A trip to historic Tilba and the Tilba Dairy is always accompanied by a sense of anticipation. What have owners/dairy farmers Erica and Nick Dibden been up to? What innovations and improvements have they been making to their business lately? And what new products are on the shelves?
Our latest trip did not disappoint. For starters, the Main Street cheese shop has moved from the historic ABC Cheese Factory to the delightfully sunny cottage next door. This expansion has made way for both a state-of-the-art packaging machine and a new addition to their cheese-making team.
The Dibdens have long desired to create more artisan-style, fresh cheese products.
“We really want to go into hard raw cheeses,” Erica says.
“We want to make something unique to Tilba, to this area, to our cows and to the cultures we can access.”
Enter ex-cheesemonger and award-winning cheesemaker Angel Williams.
With the addition of Angel and the skills she brings, the Dibdens have been able to pursue their goal of producing more eclectic, farmhouse-style products with their high quality Jersey milk, starting with small batch, fresh lactic and washed rind cheeses.
Globe-trotting Angel was born in England and discovered her passion for all things cultured and dairy while working in a high-end cheese shop in Vancouver, Canada.
Angel began making cheese at home to see how it compared with what she was selling in the shop.
“It wasn’t the same but it wasn’t bad, and I thought maybe I can be good at this!” she says.
On returning to Australia, she pursued her passion through a four-month internship at Castlemaine’s famous Holy Goat Cheese Co. She then moved to Tasmania’s farmhouse cheddar mecca Pyengana for a year and a half.
After that she assisted in opening a Melbourne deli and most recently worked for some years with cheesemaker Rosie Cupitt, founder of Cupitt’s Winery and Fromagerie in Milton.
Moving to Cobargo and joining Tilba Dairy two months ago, Angel was immersed in all aspects of the Tilba Dairy processes and is an asset to the team, bringing complementary ideas and style.
Erica says together with the dairy’s resident cheesemaker Michael Longbottom Angel would broaden the range with new textures and styles.
“Angel brings skills and a level of expertise we’ve not had previously,” she says.
Using raw milk cultures imported from France Angel hasn’t wasted any time producing two new cheeses for the Tilba dairy range, the first being a simple, fresh lactic cream cheese called Angel’s Cloud.
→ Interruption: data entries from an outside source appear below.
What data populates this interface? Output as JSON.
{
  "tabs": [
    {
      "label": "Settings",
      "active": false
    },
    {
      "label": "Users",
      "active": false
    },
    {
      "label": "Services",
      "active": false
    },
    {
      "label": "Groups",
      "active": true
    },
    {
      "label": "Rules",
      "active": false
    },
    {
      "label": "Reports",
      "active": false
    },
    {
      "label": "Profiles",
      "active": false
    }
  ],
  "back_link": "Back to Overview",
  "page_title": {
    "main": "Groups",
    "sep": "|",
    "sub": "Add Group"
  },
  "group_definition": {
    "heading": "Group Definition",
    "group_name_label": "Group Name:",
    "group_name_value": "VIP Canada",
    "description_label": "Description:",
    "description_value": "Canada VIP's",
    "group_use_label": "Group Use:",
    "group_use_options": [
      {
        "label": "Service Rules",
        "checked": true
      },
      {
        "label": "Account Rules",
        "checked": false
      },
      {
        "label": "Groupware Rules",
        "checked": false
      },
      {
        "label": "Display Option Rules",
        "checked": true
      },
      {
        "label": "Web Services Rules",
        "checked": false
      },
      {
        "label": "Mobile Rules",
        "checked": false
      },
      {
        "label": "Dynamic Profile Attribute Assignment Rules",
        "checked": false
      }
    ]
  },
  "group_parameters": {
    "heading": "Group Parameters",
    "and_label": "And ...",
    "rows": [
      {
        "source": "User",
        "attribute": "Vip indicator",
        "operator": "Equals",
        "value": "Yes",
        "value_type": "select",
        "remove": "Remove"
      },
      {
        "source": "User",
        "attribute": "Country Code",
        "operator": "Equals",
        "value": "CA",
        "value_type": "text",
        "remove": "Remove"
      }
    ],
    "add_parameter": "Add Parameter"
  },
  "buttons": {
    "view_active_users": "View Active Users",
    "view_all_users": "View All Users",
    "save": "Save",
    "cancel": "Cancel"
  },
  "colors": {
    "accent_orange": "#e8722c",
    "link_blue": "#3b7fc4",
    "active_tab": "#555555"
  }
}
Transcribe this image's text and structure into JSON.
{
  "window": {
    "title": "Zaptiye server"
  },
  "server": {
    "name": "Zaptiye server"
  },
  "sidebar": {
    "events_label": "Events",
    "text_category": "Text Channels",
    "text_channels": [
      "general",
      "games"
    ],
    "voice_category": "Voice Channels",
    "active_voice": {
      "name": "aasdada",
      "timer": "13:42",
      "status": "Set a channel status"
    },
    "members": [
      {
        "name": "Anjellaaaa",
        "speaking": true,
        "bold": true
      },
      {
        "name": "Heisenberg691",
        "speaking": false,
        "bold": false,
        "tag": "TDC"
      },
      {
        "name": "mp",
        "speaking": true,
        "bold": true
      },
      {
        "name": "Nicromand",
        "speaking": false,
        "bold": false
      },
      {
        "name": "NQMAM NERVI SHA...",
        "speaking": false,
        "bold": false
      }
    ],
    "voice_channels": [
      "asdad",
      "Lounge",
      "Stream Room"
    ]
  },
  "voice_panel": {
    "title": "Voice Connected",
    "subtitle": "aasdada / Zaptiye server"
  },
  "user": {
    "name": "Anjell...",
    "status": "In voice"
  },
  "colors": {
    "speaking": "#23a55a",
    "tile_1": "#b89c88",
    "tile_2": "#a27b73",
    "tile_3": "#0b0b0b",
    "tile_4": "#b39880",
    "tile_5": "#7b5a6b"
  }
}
“This is what cream cheese is supposed to taste like and really shows how good the milk is,” Angel explains.
The second is a slightly more matured, creamy (and can we say, absolutely delicious) truncated pyramid known as Napoleon’s Revenge.
A third, washed-rind cheese is quietly waiting to reach maturation in the temperature-controlled wings.
Up until four years ago Australian cheesemakers weren’t allowed to obtain or use raw milk cultures at all. Grown in a laboratory which, as Angel says “is why we are allowed to use them at all”, these cultures hold the essence of the raw milk, enhancing the product while creating subtle variations in the finished cheese.
Angel says she’s excited about her role at Tilba.
“I love the challenge of getting a consistent result while it’s all handmade,” she says.
“I’d love to get it to four or 500 litres of the washed rind cheeses, but we’re starting small with 30 litres per batch.”
Erica says these styles, locally-made, have been a long time coming.
“I reckon the people of the South Coast will like these cheeses,” she says. “I feel they’ve been waiting for them a long while.”
Both of Tilba’s new fresh lactic cheeses are available in the new cheese shop and are creating much chatter among local cheese fanatics.
And a hint from Angel for serving these cheeses?
“Forget the crackers, cut slender wedges of the Napoleon onto slices of crisp apple, and drizzle the Cloud with honey and fresh banana – the kids will love it.”